J'ai transformé la pièce en garde-robes. Les vêtements y sont suspendus en bon ordre, on dirait une armée de femmes décapitées. Je me promène au milieu de ces fantômes, caresse les manches, les tailles vides. Comme j'accroche aux murs les têtes des cerfs et des sangliers, je garde les chevelures des femmes. Leur corps pourrit au tombeau, mais leurs cheveux sont vivants, je les hume et les caresse, les laisse couler entre mes doigts.
Ses yeux mi-clos me fixent, ses dents sont roses entre les lèvres mauves. Ses petits seins durs, son cou d’ivoire, figés.
Mon crâne se rompt. Des griffes de fer me déchirent. Une bête hurle, son cri vrille mes yeux. Des nuages aveuglants s'enroulent sur le ciel noir. Les fenêtres girent, les murs dégoulinent. Le sol mouvant, ma tête heurte le carreau.
L’ombre tordue de ma mère se couche sur moi, son souffle aigre dans ma barbe. Taisez-vous... Partez ! Vous m’étouffez, vous pesez autant que marbre…. Des robes de métal frotté bruissent, de longues chevelures à l’odeur de soie morte effleurent mes paupières.

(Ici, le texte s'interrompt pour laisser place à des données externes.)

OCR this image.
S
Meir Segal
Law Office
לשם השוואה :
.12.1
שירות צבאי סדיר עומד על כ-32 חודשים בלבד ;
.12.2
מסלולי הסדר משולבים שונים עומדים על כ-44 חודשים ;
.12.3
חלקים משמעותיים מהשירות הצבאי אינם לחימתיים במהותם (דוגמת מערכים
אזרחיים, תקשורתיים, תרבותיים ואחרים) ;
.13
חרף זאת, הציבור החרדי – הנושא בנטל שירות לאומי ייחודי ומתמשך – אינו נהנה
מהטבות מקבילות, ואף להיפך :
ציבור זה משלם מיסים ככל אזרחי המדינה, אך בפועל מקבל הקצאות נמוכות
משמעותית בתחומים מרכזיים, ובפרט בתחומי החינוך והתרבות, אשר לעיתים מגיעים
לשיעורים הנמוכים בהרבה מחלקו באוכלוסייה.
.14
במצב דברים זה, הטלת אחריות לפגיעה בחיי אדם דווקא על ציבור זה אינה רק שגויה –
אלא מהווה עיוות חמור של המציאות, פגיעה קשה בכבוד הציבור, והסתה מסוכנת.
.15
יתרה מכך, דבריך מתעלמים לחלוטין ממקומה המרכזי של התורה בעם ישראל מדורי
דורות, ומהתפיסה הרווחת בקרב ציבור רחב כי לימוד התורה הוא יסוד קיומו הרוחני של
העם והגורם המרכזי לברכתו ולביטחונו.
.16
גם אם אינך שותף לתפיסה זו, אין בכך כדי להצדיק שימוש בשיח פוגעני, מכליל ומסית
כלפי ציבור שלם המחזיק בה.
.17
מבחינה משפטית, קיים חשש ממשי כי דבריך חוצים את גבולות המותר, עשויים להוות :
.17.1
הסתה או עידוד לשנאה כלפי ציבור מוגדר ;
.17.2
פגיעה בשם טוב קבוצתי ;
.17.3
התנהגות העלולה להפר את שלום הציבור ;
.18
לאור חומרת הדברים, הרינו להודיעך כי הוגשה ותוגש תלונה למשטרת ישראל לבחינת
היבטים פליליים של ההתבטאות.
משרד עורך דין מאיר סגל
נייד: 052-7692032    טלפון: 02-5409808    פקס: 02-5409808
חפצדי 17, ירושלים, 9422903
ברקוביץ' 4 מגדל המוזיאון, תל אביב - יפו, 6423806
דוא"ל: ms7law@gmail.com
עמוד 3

Elles chuchotent. Elles ricassent et gémissent à mon oreille, leur haleine d’église fermée. Vous pouvez rire, vous n’êtes que poussière, toutes. Votre vie n’est qu’une poignée de sable dans ma main. Je suis le maître.
Où est la clef ? Où l’as-tu cachée, scélérate ?
Ses doigts livides sont crispés ainsi qu'une patte d'oiseau mort, il me faut les déplier un à un ; sa paume, une coupelle de lait froid, est nue.
(Incipit)
Administrer la mort, c'est le pouvoir suprême.
Au château, je me faufilais dans les caves. Dans l'une d'entre elles on faisandait le gibier ; j'enfouissais mon visage dans ces ventres de fourrure et de duvet que le sang collait et en inspirais à petites goulées les parfums violents. Je caressais les plumes froides, les corps raidis et les longues oreilles si douces des lièvres. J'ai gardé de ce temps le goût de l'obscurité, et celui de la chair morte.